Ir a un cine de Amsterdam a ver una película pornográfica lo agobió. Sin embargo, se quedó. Era en 1972 y Mijaíl Gorbachov estaba todavía lejos del poder, pero su amigo y futuro asesor Anatoly Cherniaev recuerda cómo atraía al futuro líder de la URSS todo lo que estuviera relacionado con la sociedad, el alma humana, la libertad y la vida. Gorbachov no era, pues, “el hombre de sonrisa agradable con dientes de hierro” como lo presentó su padrino Andréi Gromiko al encargarle el 1985 el apuntalamiento de un sistema que caía a trozos. Ningún diente de hierro y sí, en cambio, capacidad de seducir flancos occidentales como por ejemplo el custodiado por Margaret Thatcher, que no se privó de decir “Me gusta este hombre, creo que podremos entendernos”. A quien no sedujo nunca Gorbachov fue a la sociedad soviética, que siempre le reprochó su espontaneidad estilosa y occidentalizada, y que su mujer Raísa tuviera una tarjeta American Express.

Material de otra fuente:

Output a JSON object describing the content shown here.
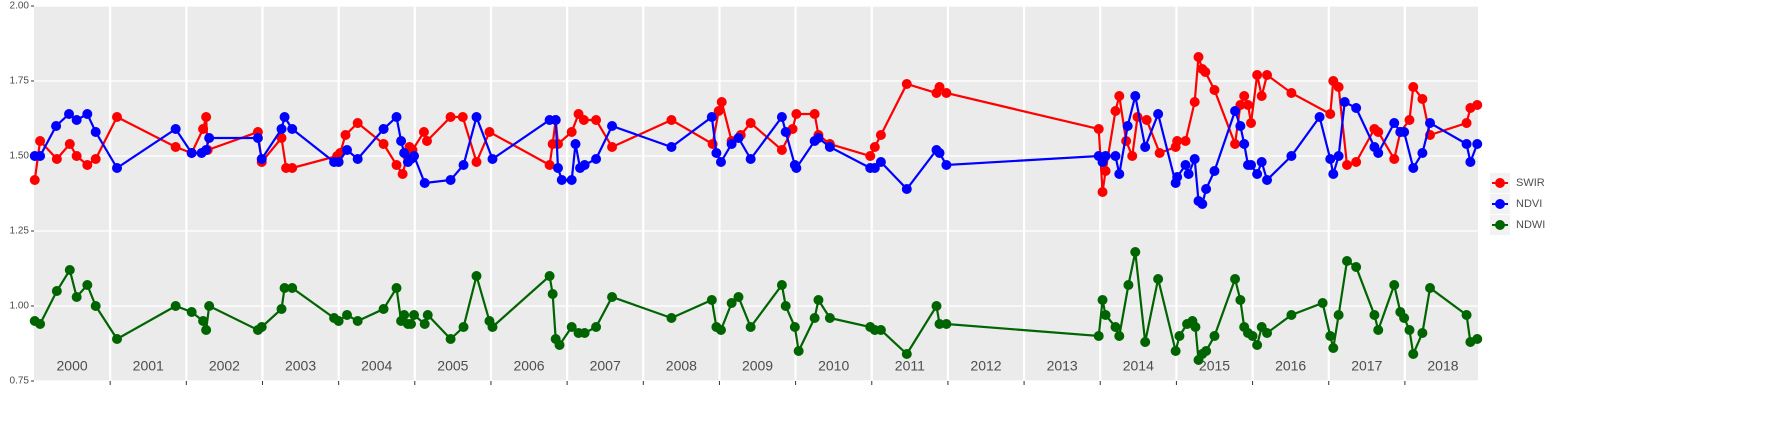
{
  "chart_data": {
    "type": "line",
    "xlim": [
      2000,
      2018.96
    ],
    "ylim": [
      0.75,
      2.0
    ],
    "yticks": [
      0.75,
      {
        "value": 1,
        "label": "1.00"
      },
      1.25,
      {
        "value": 1.5,
        "label": "1.50"
      },
      1.75,
      {
        "value": 2,
        "label": "2.00"
      }
    ],
    "xticks": [
      {
        "value": 2000.5,
        "label": "2000"
      },
      {
        "value": 2001.5,
        "label": "2001"
      },
      {
        "value": 2002.5,
        "label": "2002"
      },
      {
        "value": 2003.5,
        "label": "2003"
      },
      {
        "value": 2004.5,
        "label": "2004"
      },
      {
        "value": 2005.5,
        "label": "2005"
      },
      {
        "value": 2006.5,
        "label": "2006"
      },
      {
        "value": 2007.5,
        "label": "2007"
      },
      {
        "value": 2008.5,
        "label": "2008"
      },
      {
        "value": 2009.5,
        "label": "2009"
      },
      {
        "value": 2010.5,
        "label": "2010"
      },
      {
        "value": 2011.5,
        "label": "2011"
      },
      {
        "value": 2012.5,
        "label": "2012"
      },
      {
        "value": 2013.5,
        "label": "2013"
      },
      {
        "value": 2014.5,
        "label": "2014"
      },
      {
        "value": 2015.5,
        "label": "2015"
      },
      {
        "value": 2016.5,
        "label": "2016"
      },
      {
        "value": 2017.5,
        "label": "2017"
      },
      {
        "value": 2018.5,
        "label": "2018"
      }
    ],
    "xgrid": [
      2001,
      2002,
      2003,
      2004,
      2005,
      2006,
      2007,
      2008,
      2009,
      2010,
      2011,
      2012,
      2013,
      2014,
      2015,
      2016,
      2017,
      2018
    ],
    "grid": true,
    "legend": "right",
    "series": [
      {
        "name": "SWIR",
        "color": "#ff0000",
        "x": [
          2000.01,
          2000.08,
          2000.3,
          2000.47,
          2000.56,
          2000.7,
          2000.81,
          2001.09,
          2001.86,
          2002.07,
          2002.22,
          2002.26,
          2002.28,
          2002.94,
          2002.99,
          2003.25,
          2003.31,
          2003.39,
          2003.98,
          2004.02,
          2004.09,
          2004.25,
          2004.59,
          2004.76,
          2004.84,
          2004.9,
          2004.93,
          2004.97,
          2005.12,
          2005.16,
          2005.47,
          2005.63,
          2005.81,
          2005.98,
          2006.77,
          2006.81,
          2006.85,
          2006.88,
          2007.06,
          2007.15,
          2007.22,
          2007.38,
          2007.59,
          2008.37,
          2008.91,
          2008.99,
          2009.03,
          2009.16,
          2009.28,
          2009.41,
          2009.82,
          2009.96,
          2010.01,
          2010.25,
          2010.3,
          2010.45,
          2010.98,
          2011.04,
          2011.12,
          2011.46,
          2011.85,
          2011.89,
          2011.98,
          2013.98,
          2014.03,
          2014.07,
          2014.2,
          2014.25,
          2014.34,
          2014.42,
          2014.49,
          2014.61,
          2014.78,
          2014.99,
          2015.01,
          2015.12,
          2015.24,
          2015.29,
          2015.34,
          2015.38,
          2015.5,
          2015.77,
          2015.84,
          2015.89,
          2015.94,
          2015.98,
          2016.06,
          2016.12,
          2016.19,
          2016.51,
          2017.02,
          2017.06,
          2017.13,
          2017.24,
          2017.36,
          2017.6,
          2017.65,
          2017.86,
          2017.94,
          2018.06,
          2018.11,
          2018.23,
          2018.33,
          2018.81,
          2018.86,
          2018.95
        ],
        "values": [
          1.42,
          1.55,
          1.49,
          1.54,
          1.5,
          1.47,
          1.49,
          1.63,
          1.53,
          1.51,
          1.59,
          1.63,
          1.52,
          1.58,
          1.48,
          1.56,
          1.46,
          1.46,
          1.5,
          1.51,
          1.57,
          1.61,
          1.54,
          1.47,
          1.44,
          1.5,
          1.53,
          1.52,
          1.58,
          1.55,
          1.63,
          1.63,
          1.48,
          1.58,
          1.47,
          1.54,
          1.62,
          1.54,
          1.58,
          1.64,
          1.62,
          1.62,
          1.53,
          1.62,
          1.54,
          1.65,
          1.68,
          1.55,
          1.57,
          1.61,
          1.52,
          1.59,
          1.64,
          1.64,
          1.57,
          1.54,
          1.5,
          1.53,
          1.57,
          1.74,
          1.71,
          1.73,
          1.71,
          1.59,
          1.38,
          1.45,
          1.65,
          1.7,
          1.55,
          1.5,
          1.63,
          1.62,
          1.51,
          1.53,
          1.55,
          1.55,
          1.68,
          1.83,
          1.79,
          1.78,
          1.72,
          1.54,
          1.67,
          1.7,
          1.67,
          1.61,
          1.77,
          1.7,
          1.77,
          1.71,
          1.64,
          1.75,
          1.73,
          1.47,
          1.48,
          1.59,
          1.58,
          1.49,
          1.58,
          1.62,
          1.73,
          1.69,
          1.57,
          1.61,
          1.66,
          1.67
        ]
      },
      {
        "name": "NDVI",
        "color": "#0000ff",
        "x": [
          2000.01,
          2000.08,
          2000.29,
          2000.46,
          2000.56,
          2000.7,
          2000.81,
          2001.09,
          2001.86,
          2002.07,
          2002.2,
          2002.26,
          2002.3,
          2002.94,
          2002.99,
          2003.25,
          2003.29,
          2003.39,
          2003.94,
          2004.0,
          2004.11,
          2004.25,
          2004.59,
          2004.76,
          2004.82,
          2004.86,
          2004.91,
          2004.95,
          2004.99,
          2005.13,
          2005.47,
          2005.64,
          2005.81,
          2006.02,
          2006.77,
          2006.85,
          2006.88,
          2006.93,
          2007.06,
          2007.11,
          2007.17,
          2007.23,
          2007.38,
          2007.59,
          2008.37,
          2008.9,
          2008.96,
          2009.02,
          2009.16,
          2009.25,
          2009.41,
          2009.82,
          2009.87,
          2009.99,
          2010.01,
          2010.25,
          2010.3,
          2010.45,
          2010.98,
          2011.04,
          2011.12,
          2011.46,
          2011.85,
          2011.89,
          2011.98,
          2013.98,
          2014.03,
          2014.07,
          2014.2,
          2014.25,
          2014.36,
          2014.46,
          2014.59,
          2014.76,
          2014.99,
          2015.01,
          2015.12,
          2015.16,
          2015.24,
          2015.29,
          2015.34,
          2015.39,
          2015.5,
          2015.77,
          2015.84,
          2015.89,
          2015.94,
          2015.98,
          2016.06,
          2016.12,
          2016.19,
          2016.51,
          2016.88,
          2017.02,
          2017.06,
          2017.13,
          2017.21,
          2017.36,
          2017.6,
          2017.65,
          2017.86,
          2017.94,
          2017.99,
          2018.11,
          2018.23,
          2018.33,
          2018.81,
          2018.86,
          2018.95
        ],
        "values": [
          1.5,
          1.5,
          1.6,
          1.64,
          1.62,
          1.64,
          1.58,
          1.46,
          1.59,
          1.51,
          1.51,
          1.52,
          1.56,
          1.56,
          1.49,
          1.59,
          1.63,
          1.59,
          1.48,
          1.48,
          1.52,
          1.49,
          1.59,
          1.63,
          1.55,
          1.51,
          1.48,
          1.49,
          1.5,
          1.41,
          1.42,
          1.47,
          1.63,
          1.49,
          1.62,
          1.62,
          1.46,
          1.42,
          1.42,
          1.54,
          1.46,
          1.47,
          1.49,
          1.6,
          1.53,
          1.63,
          1.51,
          1.48,
          1.54,
          1.56,
          1.49,
          1.63,
          1.58,
          1.47,
          1.46,
          1.55,
          1.56,
          1.53,
          1.46,
          1.46,
          1.48,
          1.39,
          1.52,
          1.51,
          1.47,
          1.5,
          1.48,
          1.5,
          1.5,
          1.44,
          1.6,
          1.7,
          1.53,
          1.64,
          1.41,
          1.43,
          1.47,
          1.44,
          1.49,
          1.35,
          1.34,
          1.39,
          1.45,
          1.65,
          1.6,
          1.54,
          1.47,
          1.47,
          1.44,
          1.48,
          1.42,
          1.5,
          1.63,
          1.49,
          1.44,
          1.5,
          1.68,
          1.66,
          1.53,
          1.51,
          1.61,
          1.58,
          1.58,
          1.46,
          1.51,
          1.61,
          1.54,
          1.48,
          1.54
        ]
      },
      {
        "name": "NDWI",
        "color": "#006400",
        "x": [
          2000.01,
          2000.08,
          2000.3,
          2000.47,
          2000.56,
          2000.7,
          2000.81,
          2001.09,
          2001.86,
          2002.07,
          2002.22,
          2002.26,
          2002.3,
          2002.94,
          2002.99,
          2003.25,
          2003.29,
          2003.39,
          2003.94,
          2004.0,
          2004.11,
          2004.25,
          2004.59,
          2004.76,
          2004.82,
          2004.86,
          2004.91,
          2004.95,
          2004.99,
          2005.13,
          2005.17,
          2005.47,
          2005.64,
          2005.81,
          2005.98,
          2006.02,
          2006.77,
          2006.81,
          2006.85,
          2006.9,
          2007.06,
          2007.15,
          2007.23,
          2007.38,
          2007.59,
          2008.37,
          2008.9,
          2008.96,
          2009.02,
          2009.16,
          2009.25,
          2009.41,
          2009.82,
          2009.87,
          2009.99,
          2010.04,
          2010.25,
          2010.3,
          2010.45,
          2010.98,
          2011.04,
          2011.12,
          2011.46,
          2011.85,
          2011.89,
          2011.98,
          2013.98,
          2014.03,
          2014.07,
          2014.2,
          2014.25,
          2014.37,
          2014.46,
          2014.59,
          2014.76,
          2014.99,
          2015.04,
          2015.14,
          2015.21,
          2015.25,
          2015.29,
          2015.34,
          2015.39,
          2015.5,
          2015.77,
          2015.84,
          2015.89,
          2015.94,
          2016.0,
          2016.06,
          2016.12,
          2016.19,
          2016.51,
          2016.92,
          2017.02,
          2017.06,
          2017.13,
          2017.24,
          2017.36,
          2017.6,
          2017.65,
          2017.86,
          2017.94,
          2017.99,
          2018.06,
          2018.11,
          2018.23,
          2018.33,
          2018.81,
          2018.86,
          2018.95
        ],
        "values": [
          0.95,
          0.94,
          1.05,
          1.12,
          1.03,
          1.07,
          1.0,
          0.89,
          1.0,
          0.98,
          0.95,
          0.92,
          1.0,
          0.92,
          0.93,
          0.99,
          1.06,
          1.06,
          0.96,
          0.95,
          0.97,
          0.95,
          0.99,
          1.06,
          0.95,
          0.97,
          0.94,
          0.94,
          0.97,
          0.94,
          0.97,
          0.89,
          0.93,
          1.1,
          0.95,
          0.93,
          1.1,
          1.04,
          0.89,
          0.87,
          0.93,
          0.91,
          0.91,
          0.93,
          1.03,
          0.96,
          1.02,
          0.93,
          0.92,
          1.01,
          1.03,
          0.93,
          1.07,
          1.0,
          0.93,
          0.85,
          0.96,
          1.02,
          0.96,
          0.93,
          0.92,
          0.92,
          0.84,
          1.0,
          0.94,
          0.94,
          0.9,
          1.02,
          0.97,
          0.93,
          0.9,
          1.07,
          1.18,
          0.88,
          1.09,
          0.85,
          0.9,
          0.94,
          0.95,
          0.93,
          0.82,
          0.84,
          0.85,
          0.9,
          1.09,
          1.02,
          0.93,
          0.91,
          0.9,
          0.87,
          0.93,
          0.91,
          0.97,
          1.01,
          0.9,
          0.86,
          0.97,
          1.15,
          1.13,
          0.97,
          0.92,
          1.07,
          0.98,
          0.96,
          0.92,
          0.84,
          0.91,
          1.06,
          0.97,
          0.88,
          0.89
        ]
      }
    ]
  }
}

La primera vez que lo tuve cerca y me pude dirigir a él fue el 26 de marzo de 1989 cuando salía de votar el Parlamento democrático surgido de una tímida reforma constitucional que se le acabaría escapando de las manos. Unos cuantos periodistas pedíamos declaraciones y la mujer del líder, Raísa Gorbachova, hizo retirar las vallas y con una amabilidad poco habitual en el establishment de Moscú hizo que nos acercáramos todos. Alrededor de Gorbachov la vida parecía fluir y dar forma a una promesa democrática que en realidad era un espejismo. Era como si aquel apparátchik providencial que había aceptado la misión de reformar un sistema irreformable fuera la reencarnación de una alma menchevique o socialdemócrata dispuesta a redimir el país y la sociedad de todas las miserias y engaños de siete décadas.
Un mes antes de caer el muro de Berlín le había espetado a Erich Honecker: “Quienes lleguen tarde serán castigados por la vida”. Siempre evocando la vida. La realidad de Mijaíl Gorbachov era la de un hombre voluntarioso y honesto que al no poder modernizar el sistema se vio arrastrado a liquidarlo. Incluso contra su propia voluntad, y como resultado de la escalada de improvisaciones -que tanto irritaba a periodistas y analistas- pero que era la única manera de moverse en medio de un régimen perverso donde ya no se distinguía la línea que separaba la burocracia de la delincuencia: “El partido es como un perro rabioso”, llegaría a decir.
La última vez que hablé con él fue el 26 de marzo del 2000, el mismo día que Vladímir Putin fue elegido presidente por primera vez. No le gustaba Putin, presentía turbulencias, pero a la vez entendía que la gente lo hubiera votado: Rusia había sido demasiado humillada. Le recordé que aquel mismo día, once años atrás, la URSS había votado el primer Parlamento democrático. Y como su esposa Raísa hizo retirar las vallas para que los periodistas nos acercáramos. Raísa hacía poco que había muerto, y oír su nombre lo emocionó. Y una vez más, Mijaíl Serguéyevich Gorbachov se refirió a la libertad y a la vida, sus temas preferidos. Aquello que nos ha dejado de herencia.